Just because Government has a large majority, it does not mean they can ride roughshod over the people. That is supremely arrogant.
One of the consequences of rushing legislation is that its implications are not fully considered and whatever Government says – whatever the reasons – people are not seeing health care premiums going down.
This affects those in the private sector much more than the civil service and contradicts the PLP’s promise to lower the cost of living, let alone their promise to reduce health care costs.
As a result, yet another burden is being added to the increasing woes of businesses and Bermudians.
On top of things like the Sugar Tax, the dividend tax and the increased land tax, banks are passing on the cost of the increased charges that were levied by Government in the last Budget and charges are now being passed to Bermudians paying their tax with a credit card.
At the same time, there is no sign of Government reigning in its spending and while Fintech may eventually produce jobs, it is not doing so any time soon and in the kind of numbers we need – and there appears to be no Plan B.
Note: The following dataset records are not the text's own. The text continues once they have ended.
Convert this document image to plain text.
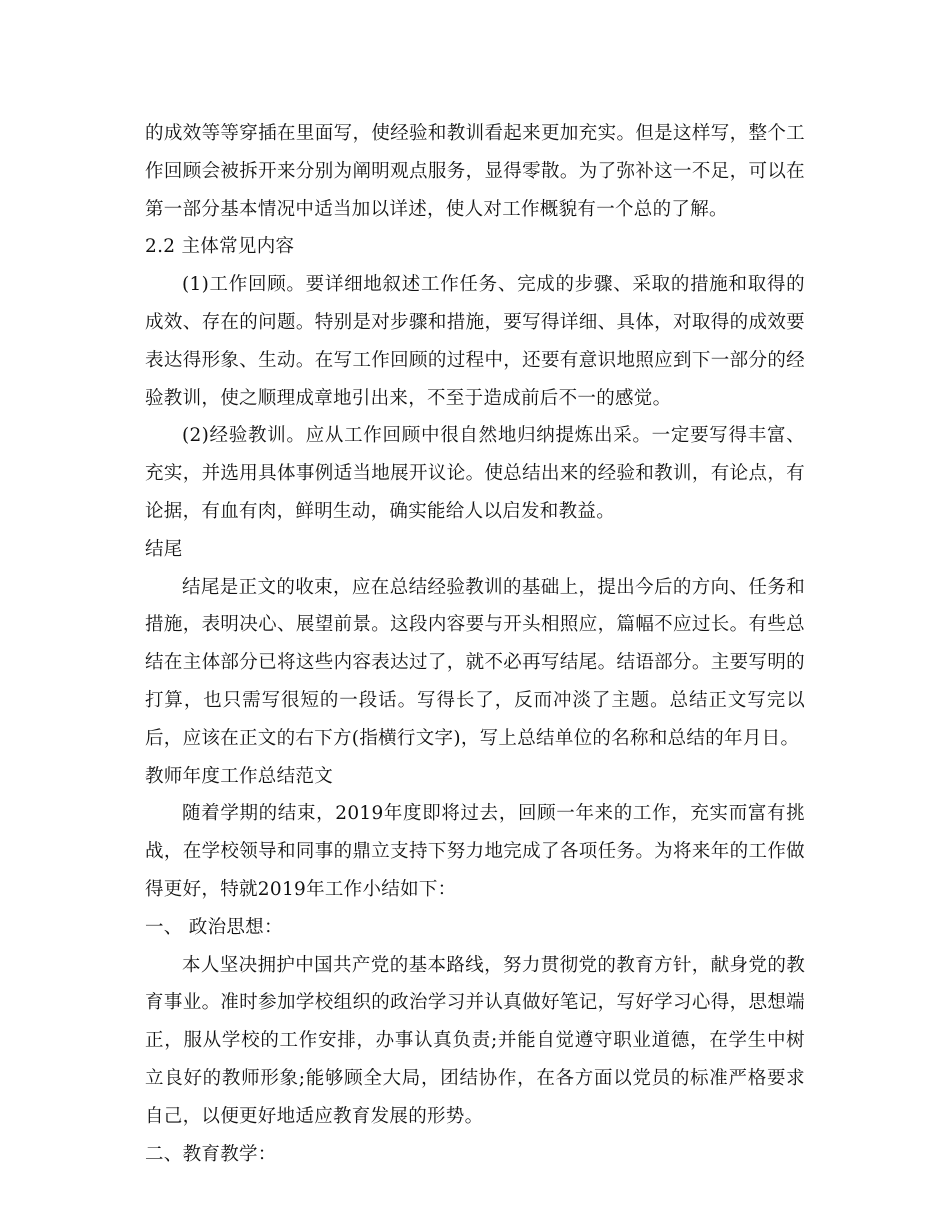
的成效等等穿插在里面写，使经验和教训看起来更加充实。但是这样写，整个工作回顾会被拆开来分别为阐明观点服务，显得零散。为了弥补这一不足，可以在第一部分基本情况中适当加以详述，使人对工作概貌有一个总的了解。

2.2 主体常见内容

(1)工作回顾。要详细地叙述工作任务、完成的步骤、采取的措施和取得的成效、存在的问题。特别是对步骤和措施，要写得详细、具体，对取得的成效要表达得形象、生动。在写工作回顾的过程中，还要有意识地照应到下一部分的经验教训，使之顺理成章地引出来，不至于造成前后不一的感觉。

(2)经验教训。应从工作回顾中很自然地归纳提炼出采。一定要写得丰富、充实，并选用具体事例适当地展开议论。使总结出来的经验和教训，有论点，有论据，有血有肉，鲜明生动，确实能给人以启发和教益。

结尾

结尾是正文的收束，应在总结经验教训的基础上，提出今后的方向、任务和措施，表明决心、展望前景。这段内容要与开头相照应，篇幅不应过长。有些总结在主体部分已将这些内容表达过了，就不必再写结尾。结语部分。主要写明的打算，也只需写很短的一段话。写得长了，反而冲淡了主题。总结正文写完以后，应该在正文的右下方(指横行文字)，写上总结单位的名称和总结的年月日。

教师年度工作总结范文

随着学期的结束，2019年度即将过去，回顾一年来的工作，充实而富有挑战，在学校领导和同事的鼎立支持下努力地完成了各项任务。为将来年的工作做得更好，特就2019年工作小结如下：

一、 政治思想：

本人坚决拥护中国共产党的基本路线，努力贯彻党的教育方针，献身党的教育事业。准时参加学校组织的政治学习并认真做好笔记，写好学习心得，思想端正，服从学校的工作安排，办事认真负责;并能自觉遵守职业道德，在学生中树立良好的教师形象;能够顾全大局，团结协作，在各方面以党员的标准严格要求自己，以便更好地适应教育发展的形势。

二、教育教学：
That leads into the other issues here: the need for more people on the Island to increase the pool of people to spread the cost of health care.
Despite the Immigration Reform Group’s report being tabled almost 18 months ago, Government is yet again asking for feedback and engaging in even more consultation.
They are clearly all at sea over this and cannot reach a solution that satisfies different factions within Cabinet and the Party. We are on course to spend $1bn a year on health care – which will be shared between fewer, and older, people unless the population is increased.
The figure $1bn is staggering for a population of some 60,000 Why are we heading there? It’s largely due to overutilization of medical services – a crucial issue which this Government has done nothing to address.
I feel that we are approaching a tipping point, with our future uncertain as the burdens being placed on Bermudians increase. I am very concerned for my country.